Thrissur: The documents which prove that the dams in Kerala had stored about two times more quantity of water than normal before the flooding rain has come to light. The figures that disappeared from the website of KSEB after the flood has been disclosed now. With this, the argument that the dams also have a role in the flood is strengthened.
Normally, water is stored in the dams only upto 10 percent of its storage capacity on May 31 inorder to store maximum amount of water in the monsoon. But the average water level in the dams of KSEB was 23.77 percent on May 31, 2018 when compared to 12.11 percent on May 31, 2017. This has been clarified from the records kept in the State Load Dispatch Centre under the KSEB. The board has not clarified the reason for storing such a huge amount of water.

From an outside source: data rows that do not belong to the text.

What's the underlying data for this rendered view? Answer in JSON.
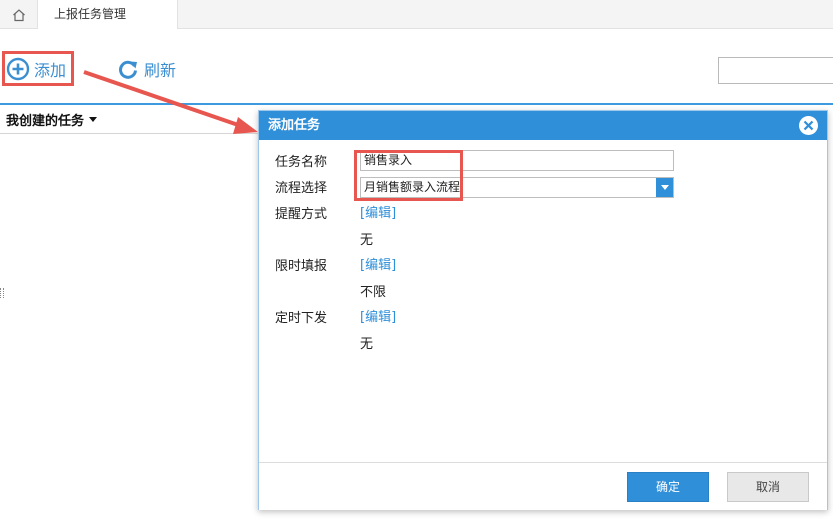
{
  "tabs": [
    {
      "label": "上报任务管理",
      "active": true
    }
  ],
  "toolbar": {
    "add_label": "添加",
    "refresh_label": "刷新",
    "search_placeholder": ""
  },
  "list": {
    "filter_label": "我创建的任务"
  },
  "dialog": {
    "title": "添加任务",
    "fields": {
      "task_name_label": "任务名称",
      "task_name_value": "销售录入",
      "process_label": "流程选择",
      "process_value": "月销售额录入流程",
      "reminder_label": "提醒方式",
      "reminder_edit": "[编辑]",
      "reminder_value": "无",
      "deadline_label": "限时填报",
      "deadline_edit": "[编辑]",
      "deadline_value": "不限",
      "schedule_label": "定时下发",
      "schedule_edit": "[编辑]",
      "schedule_value": "无"
    },
    "ok_label": "确定",
    "cancel_label": "取消"
  },
  "colors": {
    "accent": "#2f8fd8",
    "highlight": "#e8574f"
  },
  "icons": [
    "home-icon",
    "add-circle-icon",
    "refresh-icon",
    "close-icon",
    "dropdown-arrow-icon"
  ]
}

The water level in the dams is predetermined as 10 percent with the belief that monsoon commences on June 1. With this, sufficient water to produce electricity is ensured even if monsoon is delayed for upto 10 days. As per the old records, about 50 million unit power is required in the state for a day. Based on this, the water required to produce 500 million unit power is kept in the dams.
The water that remained in the dams on May 31, 2017 was sufficient to produce 501.40 million unit electricity, while 984.28 million unit power could have been produced from the water stored in dams on May 31, 2018. This indicates that excess quantity of water to produce an additional 484 million unit power was stored in the dams. If the water level was reduced to the normal level, a large amount of flood water could have been stored in the dams, which in turn could have reduced the intensity of the deluge.
The Central Water Commission which concluded that it was the heavy rain that caused the flood also has not studied the water level in the previous years. The commission report contains only the details of rain from August 15-17 in 2018. The commission report said that the dams had reached their maximum capacity after the rain on these days.
The first recommendation by the commission is to leave space in the dams called ‘rule curves’ before monsoon in order to contain flood water. However, the commission has not commented on the water level prior to 2018 monsoon.
The website of the KSEB had shown the water level in the dams under the board every day. But after the devastating flood, only the data of 2019 is available on the website and the old information has been removed in the name of website maintenance.
Meanwhile, KSEB chairman N. S. Pillai said that excess amount of summer rain in 2018 resulted in the flood. The water level in the dams is likely to be less than required this time, if sufficient rain is not received, he added.
KSEB former director Muhammadali Ravuthar said that the dams were not opened following a lapse from the part of load dispatch centre in taking a decision. This is why the deputy chief engineer in the centre was suspended after the flood. As per rules, the water level in the dams should be displayed for the public. But this is removed from the site to hide their fault, he said.